The more usual situation is when we added a new attribute to the aggregate. In these situations, upcasting consists of setting a default value for this attribute. When a field is removed, you can just ignore it cause the applier is not going to get it and nothing will happen. When you change the type of a field, then you need to transform it to the new type. At the end of the day, is a case by case based transformation.
Event Sourcing for microservices architectures
In microservices architectures, communication between services is key. And this kind of communication should be, most of the times, through messaging, which means, sending a message from one microservice to a queue, and being listened to by another one. This is asynchronous communication and is more reliable than synchronous one. So, if we need to send a message, what better message than a domain event? And if we send domain events, what could be better than a pattern that has domain events at its core?
Performance issues on reconstitution
As I have told you before, reconstituting an entity means applying all the domain events related to this entity in order.
What happens when you have a huge number of events related to the same entity? You have a problem with vertical scalability.
In order to fix that, we can use snapshots. A snapshot is a copy of the state of an entity in a moment. So, if you have one million events for the same entity, but you have a snapshot every ten or twenty events, to reconstitute the entity you will need only the last snapshot and the events with a date greater than the snapshot date, which can be nine in the worst case. Problem fixed.
But hey, what happens if you have billions of events, no matter the entity, and the indexes just start to fail? Then, you have a problem with horizontal scalability.
In this situation, you should break the event store table into a number of tables, having a heuristic for the id’s, so when you write or you read you know exactly from what table you need to read. Then, instead of having a huge table, you will have a number of little tables, and indexes will work as always. Fixed again.
Backups?
In every and each system, we need to do some backups. This is not the question. The question is what should be backed. And for event sourcing you have two options: back up everything, or back up only the event store. As the read model is a consequence of the write model, you could recover the latter by just reapplying all the events in order.
The problem with this approach is that this recovery could be slower than a regular backup.
Anyway, this quality of event sourcing could be also used to fix problems. If you made a mistake and now the read model has wrong information, you can just create fixing events, so the read model will be updated accordingly. This fixing strategy also has the advantage of being explicit, as you can see the fix in the event store.
Full traceability of everything
I imagine it is obvious by now that one of the advantages of using event sourcing is that you have the traceability of everything happening in the system.

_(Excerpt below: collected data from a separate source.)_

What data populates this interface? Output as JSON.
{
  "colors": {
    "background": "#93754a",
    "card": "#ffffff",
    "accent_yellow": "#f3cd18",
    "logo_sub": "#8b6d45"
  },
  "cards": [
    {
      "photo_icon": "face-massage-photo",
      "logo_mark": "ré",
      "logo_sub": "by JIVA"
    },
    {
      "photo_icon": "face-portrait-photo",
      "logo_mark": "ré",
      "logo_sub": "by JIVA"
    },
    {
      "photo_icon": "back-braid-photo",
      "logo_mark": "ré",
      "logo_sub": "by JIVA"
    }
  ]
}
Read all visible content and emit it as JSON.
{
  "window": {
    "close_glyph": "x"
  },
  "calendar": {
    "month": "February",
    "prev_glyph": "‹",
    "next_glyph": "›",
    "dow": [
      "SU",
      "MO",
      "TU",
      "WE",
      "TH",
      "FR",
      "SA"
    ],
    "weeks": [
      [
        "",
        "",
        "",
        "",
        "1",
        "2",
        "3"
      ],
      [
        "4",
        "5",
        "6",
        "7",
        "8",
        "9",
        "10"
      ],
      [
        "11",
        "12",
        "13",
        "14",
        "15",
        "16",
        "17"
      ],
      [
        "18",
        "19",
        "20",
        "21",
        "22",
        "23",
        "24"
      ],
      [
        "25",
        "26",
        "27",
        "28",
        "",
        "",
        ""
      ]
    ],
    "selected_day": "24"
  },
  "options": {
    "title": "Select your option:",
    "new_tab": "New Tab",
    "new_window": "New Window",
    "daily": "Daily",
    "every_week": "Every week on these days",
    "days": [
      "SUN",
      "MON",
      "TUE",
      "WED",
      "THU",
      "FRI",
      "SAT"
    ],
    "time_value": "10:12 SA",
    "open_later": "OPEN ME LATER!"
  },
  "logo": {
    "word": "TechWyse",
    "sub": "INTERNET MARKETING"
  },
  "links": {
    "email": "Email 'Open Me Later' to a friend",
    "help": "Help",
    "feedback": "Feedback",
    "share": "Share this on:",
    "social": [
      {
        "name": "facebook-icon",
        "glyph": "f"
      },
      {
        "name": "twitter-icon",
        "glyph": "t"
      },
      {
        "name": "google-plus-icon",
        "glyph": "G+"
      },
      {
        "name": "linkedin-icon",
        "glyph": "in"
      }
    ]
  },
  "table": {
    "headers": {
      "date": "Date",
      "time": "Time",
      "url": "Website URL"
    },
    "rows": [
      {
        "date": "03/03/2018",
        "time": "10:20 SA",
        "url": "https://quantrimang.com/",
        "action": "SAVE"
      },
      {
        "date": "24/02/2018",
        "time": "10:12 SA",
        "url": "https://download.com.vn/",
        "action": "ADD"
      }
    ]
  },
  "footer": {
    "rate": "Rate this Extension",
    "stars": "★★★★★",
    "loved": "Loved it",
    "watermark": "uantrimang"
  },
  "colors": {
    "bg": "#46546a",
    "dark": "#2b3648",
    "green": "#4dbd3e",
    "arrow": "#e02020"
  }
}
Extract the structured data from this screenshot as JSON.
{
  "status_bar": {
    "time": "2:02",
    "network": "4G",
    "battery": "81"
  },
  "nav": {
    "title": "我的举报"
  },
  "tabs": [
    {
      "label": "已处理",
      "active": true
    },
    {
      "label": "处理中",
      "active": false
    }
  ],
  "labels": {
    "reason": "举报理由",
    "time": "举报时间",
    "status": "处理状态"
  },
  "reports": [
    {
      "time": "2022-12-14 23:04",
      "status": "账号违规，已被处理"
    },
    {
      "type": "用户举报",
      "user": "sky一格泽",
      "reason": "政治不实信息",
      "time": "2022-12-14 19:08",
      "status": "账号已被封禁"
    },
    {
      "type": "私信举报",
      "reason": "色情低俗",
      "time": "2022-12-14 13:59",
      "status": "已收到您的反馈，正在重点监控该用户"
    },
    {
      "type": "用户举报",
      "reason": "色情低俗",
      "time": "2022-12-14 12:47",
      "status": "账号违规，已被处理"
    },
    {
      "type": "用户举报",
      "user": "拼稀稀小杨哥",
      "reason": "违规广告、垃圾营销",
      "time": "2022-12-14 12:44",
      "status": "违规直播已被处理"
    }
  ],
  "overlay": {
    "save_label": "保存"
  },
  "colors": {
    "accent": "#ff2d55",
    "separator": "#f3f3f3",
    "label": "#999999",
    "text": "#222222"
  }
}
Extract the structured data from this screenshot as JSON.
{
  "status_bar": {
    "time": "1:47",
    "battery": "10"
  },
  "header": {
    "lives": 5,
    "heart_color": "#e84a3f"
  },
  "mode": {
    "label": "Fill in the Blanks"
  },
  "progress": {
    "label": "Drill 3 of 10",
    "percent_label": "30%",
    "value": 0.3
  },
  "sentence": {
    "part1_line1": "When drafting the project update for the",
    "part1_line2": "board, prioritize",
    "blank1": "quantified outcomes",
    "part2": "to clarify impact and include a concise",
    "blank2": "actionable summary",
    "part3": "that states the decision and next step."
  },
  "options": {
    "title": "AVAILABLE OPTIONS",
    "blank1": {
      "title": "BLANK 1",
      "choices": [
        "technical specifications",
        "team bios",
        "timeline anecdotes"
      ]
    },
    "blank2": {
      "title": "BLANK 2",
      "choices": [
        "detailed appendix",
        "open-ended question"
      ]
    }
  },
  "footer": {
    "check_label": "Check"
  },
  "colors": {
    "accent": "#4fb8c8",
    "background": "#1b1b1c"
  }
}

You have the full history.
This is especially valuable in a world where data is so important. Understanding how we got to a point is easy when you have the whole event stream of an aggregate -of every aggregate.
Conclusion
Event sourcing may be hard to understand when you start. But I really think it’s a very natural way to think when you are used to it.
It has also challenges, especially when managing the read model -there are situations where you need very consuming tasks- or managing a huge event store -in this situation you’ll probably enjoy a solution like EventStore.
But it also has very important advantages, like having the full history of the system, being able to update the read model from the event store at any time, the performance won by having dedicated models for reading and writing, and the natural way it integrates with microservices communications usual ways.
The key here, as always, is to know which kind of project's advantages make disadvantages worthwhile!